KURT VONNEGUT wrote that: “In every big transaction, there is a magic moment during which a man has surrendered a treasure, and during which the man who is due to receive it has not yet done so. An alert lawyer will make the moment his own, possessing the treasure for a magic microsecond, taking a little of it, passing it on.” Like so many novelists, he was talking bosh. No alert lawyer takes only “a little."
Consider the shark-munched world of mergers and acquisitions (M&A). In 2005, 39% of M&A deals were challenged by lawsuits, one study found. By 2011 a hefty 96% of acquisitions worth more than $500m were attracting suits, according to Robert Daines of Stanford University (who spotted the Vonnegut quote) and Olga Koumrian of Cornerstone, a consultancy.

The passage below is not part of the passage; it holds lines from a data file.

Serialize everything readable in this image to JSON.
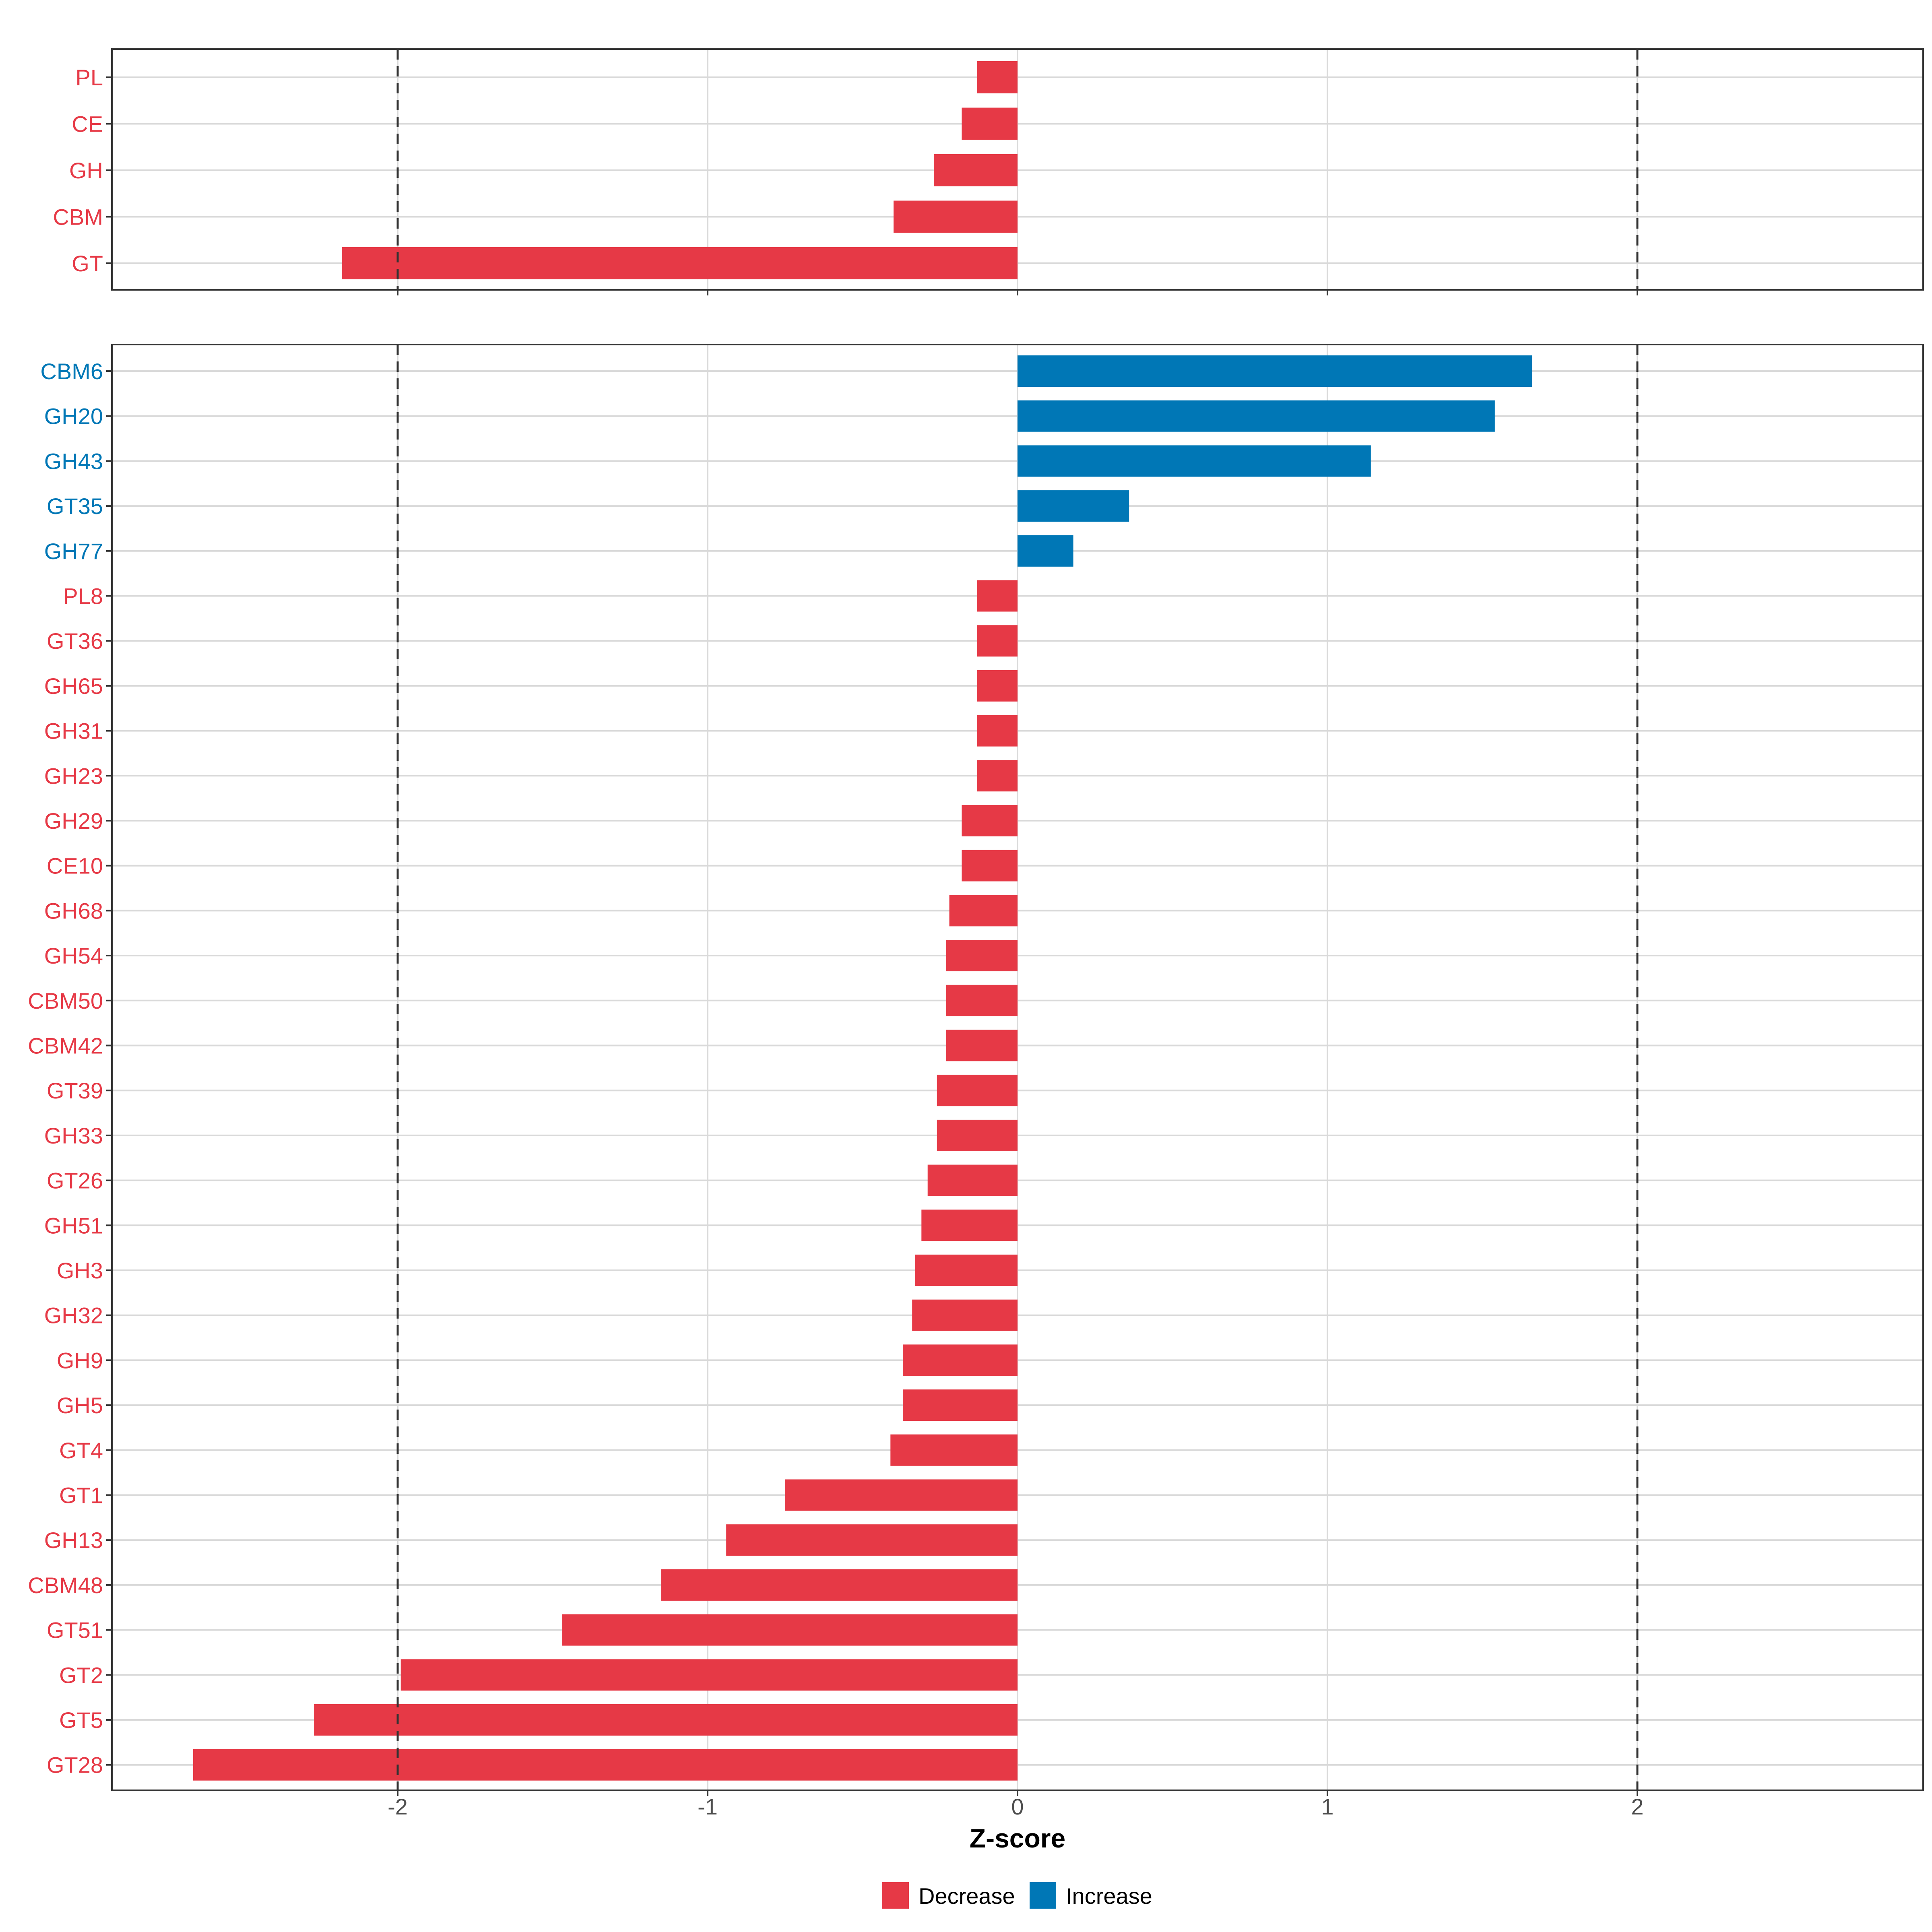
{
  "chart_data": [
    {
      "type": "bar",
      "orientation": "horizontal",
      "panel": "top",
      "categories": [
        "PL",
        "CE",
        "GH",
        "CBM",
        "GT"
      ],
      "values": [
        -0.13,
        -0.18,
        -0.27,
        -0.4,
        -2.18
      ],
      "directions": [
        "Decrease",
        "Decrease",
        "Decrease",
        "Decrease",
        "Decrease"
      ],
      "xlim": [
        -2.92,
        2.92
      ],
      "reference_lines": [
        -2,
        2
      ],
      "grid": true
    },
    {
      "type": "bar",
      "orientation": "horizontal",
      "panel": "bottom",
      "categories": [
        "CBM6",
        "GH20",
        "GH43",
        "GT35",
        "GH77",
        "PL8",
        "GT36",
        "GH65",
        "GH31",
        "GH23",
        "GH29",
        "CE10",
        "GH68",
        "GH54",
        "CBM50",
        "CBM42",
        "GT39",
        "GH33",
        "GT26",
        "GH51",
        "GH3",
        "GH32",
        "GH9",
        "GH5",
        "GT4",
        "GT1",
        "GH13",
        "CBM48",
        "GT51",
        "GT2",
        "GT5",
        "GT28"
      ],
      "values": [
        1.66,
        1.54,
        1.14,
        0.36,
        0.18,
        -0.13,
        -0.13,
        -0.13,
        -0.13,
        -0.13,
        -0.18,
        -0.18,
        -0.22,
        -0.23,
        -0.23,
        -0.23,
        -0.26,
        -0.26,
        -0.29,
        -0.31,
        -0.33,
        -0.34,
        -0.37,
        -0.37,
        -0.41,
        -0.75,
        -0.94,
        -1.15,
        -1.47,
        -1.99,
        -2.27,
        -2.66
      ],
      "directions": [
        "Increase",
        "Increase",
        "Increase",
        "Increase",
        "Increase",
        "Decrease",
        "Decrease",
        "Decrease",
        "Decrease",
        "Decrease",
        "Decrease",
        "Decrease",
        "Decrease",
        "Decrease",
        "Decrease",
        "Decrease",
        "Decrease",
        "Decrease",
        "Decrease",
        "Decrease",
        "Decrease",
        "Decrease",
        "Decrease",
        "Decrease",
        "Decrease",
        "Decrease",
        "Decrease",
        "Decrease",
        "Decrease",
        "Decrease",
        "Decrease",
        "Decrease"
      ],
      "xlim": [
        -2.92,
        2.92
      ],
      "reference_lines": [
        -2,
        2
      ],
      "grid": true
    }
  ],
  "axis": {
    "xlabel": "Z-score",
    "xticks": [
      -2,
      -1,
      0,
      1,
      2
    ],
    "xtick_labels": [
      "-2",
      "-1",
      "0",
      "1",
      "2"
    ]
  },
  "legend": {
    "position": "bottom",
    "items": [
      {
        "label": "Decrease",
        "color": "#e63946"
      },
      {
        "label": "Increase",
        "color": "#0077b6"
      }
    ]
  },
  "colors": {
    "Decrease": "#e63946",
    "Increase": "#0077b6",
    "grid": "#d9d9d9",
    "panel_border": "#333333",
    "reference_line": "#333333"
  }
}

Each deal was hit by an average of 6.2 lawsuits. Many were filed within hours of the deal’s announcement; 65% within two weeks.
Plaintiffs’ lawyers insist that the process can be healthy—a view with which Mr Daines has some sympathy. Those representing shareholders of the company being bought typically sue for more money, better terms or more disclosure. Sometimes light is shed on a murky process: plaintiffs won $89.4m when they challenged the purchase of Del Monte, a food company, by Kohlberg Kravis Roberts, a private-equity firm. (Barclays, the investment bank involved, was accused of a conflict of interest.)

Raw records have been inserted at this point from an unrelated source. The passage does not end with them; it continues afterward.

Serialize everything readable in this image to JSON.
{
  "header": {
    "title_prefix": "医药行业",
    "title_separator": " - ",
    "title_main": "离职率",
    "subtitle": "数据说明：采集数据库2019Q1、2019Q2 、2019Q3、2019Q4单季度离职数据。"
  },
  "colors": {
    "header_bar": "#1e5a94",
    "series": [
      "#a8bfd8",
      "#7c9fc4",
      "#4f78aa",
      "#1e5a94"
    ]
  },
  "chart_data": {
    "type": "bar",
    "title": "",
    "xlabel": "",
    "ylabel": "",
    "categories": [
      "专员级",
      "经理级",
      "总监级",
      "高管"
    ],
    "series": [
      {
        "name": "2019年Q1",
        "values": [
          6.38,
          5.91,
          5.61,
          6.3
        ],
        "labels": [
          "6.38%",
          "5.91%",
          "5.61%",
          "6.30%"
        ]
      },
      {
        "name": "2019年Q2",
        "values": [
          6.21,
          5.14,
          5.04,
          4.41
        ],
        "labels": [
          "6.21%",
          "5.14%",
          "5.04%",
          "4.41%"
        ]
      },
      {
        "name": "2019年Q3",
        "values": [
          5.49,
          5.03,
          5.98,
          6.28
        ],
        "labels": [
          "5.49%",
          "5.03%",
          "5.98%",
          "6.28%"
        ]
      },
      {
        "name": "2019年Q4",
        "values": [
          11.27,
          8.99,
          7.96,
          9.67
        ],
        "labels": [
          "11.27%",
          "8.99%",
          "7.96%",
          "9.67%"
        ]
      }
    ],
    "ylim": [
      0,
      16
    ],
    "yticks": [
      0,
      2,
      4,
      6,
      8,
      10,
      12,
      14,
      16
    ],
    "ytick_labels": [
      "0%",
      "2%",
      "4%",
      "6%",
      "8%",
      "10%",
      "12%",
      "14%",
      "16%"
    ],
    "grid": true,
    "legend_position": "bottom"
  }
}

However, the judge who approved that suit, J. Travis Laster of Delaware’s Chancery Court, had also become an outspoken public critic of “worthless”, “sue-on-every-deal” lawsuits. In March he told one group of plaintiffs’ lawyers: “I don’t think for a moment that 90%—or based on recent numbers, 95%—of deals are the result of a breach of fiduciary duty.”
Most such lawsuits are now settled with the plaintiffs receiving only additional disclosures about the deal. The plaintiffs may or may not benefit. (Their lawyers, naturally, say they do.) But the lawyers certainly gain: to the tune of about $1.2m per settlement last year. Since this is less than 0.1% of the average deal’s value, and both sets of directors have staked a lot on the sale, settlement even of nuisance suits is usually the least-bad option.

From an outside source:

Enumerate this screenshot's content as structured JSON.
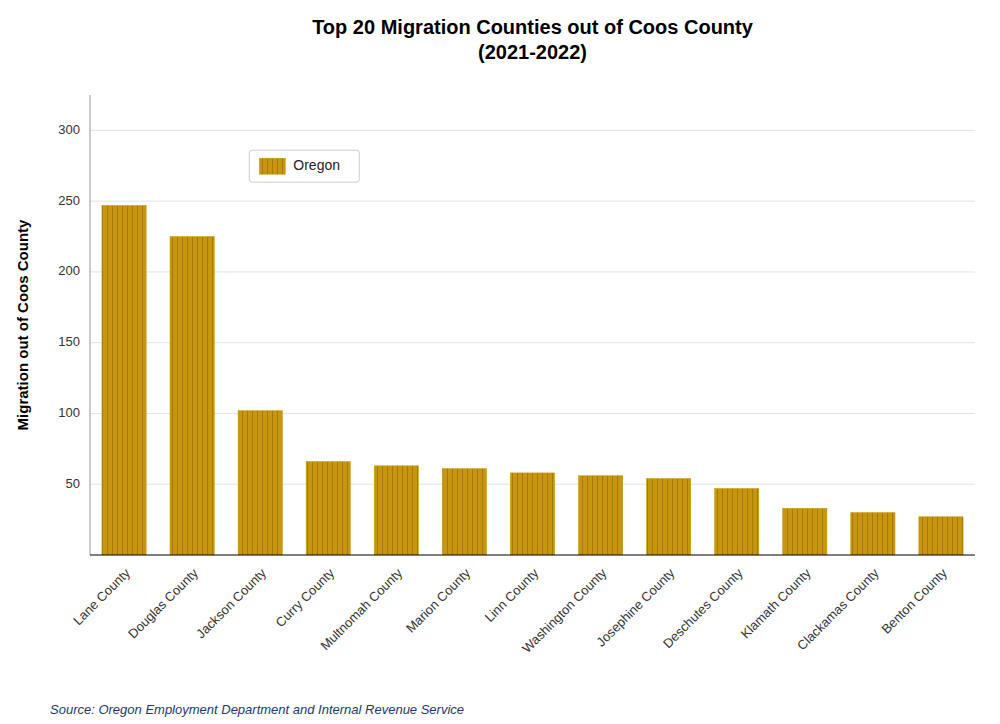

Randall Baron, the lawyer at Robbins Geller Rudman & Dowd who won the settlement in the Del Monte case, says: “There are four or five [plaintiffs’] firms that bring value, and [others] that bring suits for a quick buck,” inspired by the success of firms like his. Most big American companies are incorporated in Delaware, a tiny state known for sophisticated corporate law and experienced courts. Delaware’s judges—in public comments like those of Judge Laster and from Leo Strine, head of the Chancery Court—are signalling that they will begin cutting awards of legal fees to those lawyers who bring copy-and-paste suits that merely win a quick extra disclosure or two.
That might deter the most egregious “frequent filers”. The judges want to reward those who bring good suits, while punishing time-wasters. The judges also want to preserve Delaware’s unique influence as America’s incorporation capital. But the balance is hard to strike. And in response, more plaintiffs’ lawyers are filing outside Delaware (usually where the company is headquartered, rather than where it is incorporated). With several suits on nearly every deal, defendants find themselves in an expensive and time-consuming multi-state mess.
Nonetheless, Mr Baron argues that M&A lawsuits benefit shareholders. Some deals involve manipulation and deception. Lawyers like him do what the regulators would if they weren’t so understaffed, he says. Others see it differently. Patrick Gibbs of Latham & Watkins, which defends companies in such cases, points out that only companies that buy others all the time (such as private-equity firms) have enough incentive to fight rather than settle. Others will take the path of least resistance and pay the litigators to go away. Which is why M&A lawsuits are here to stay.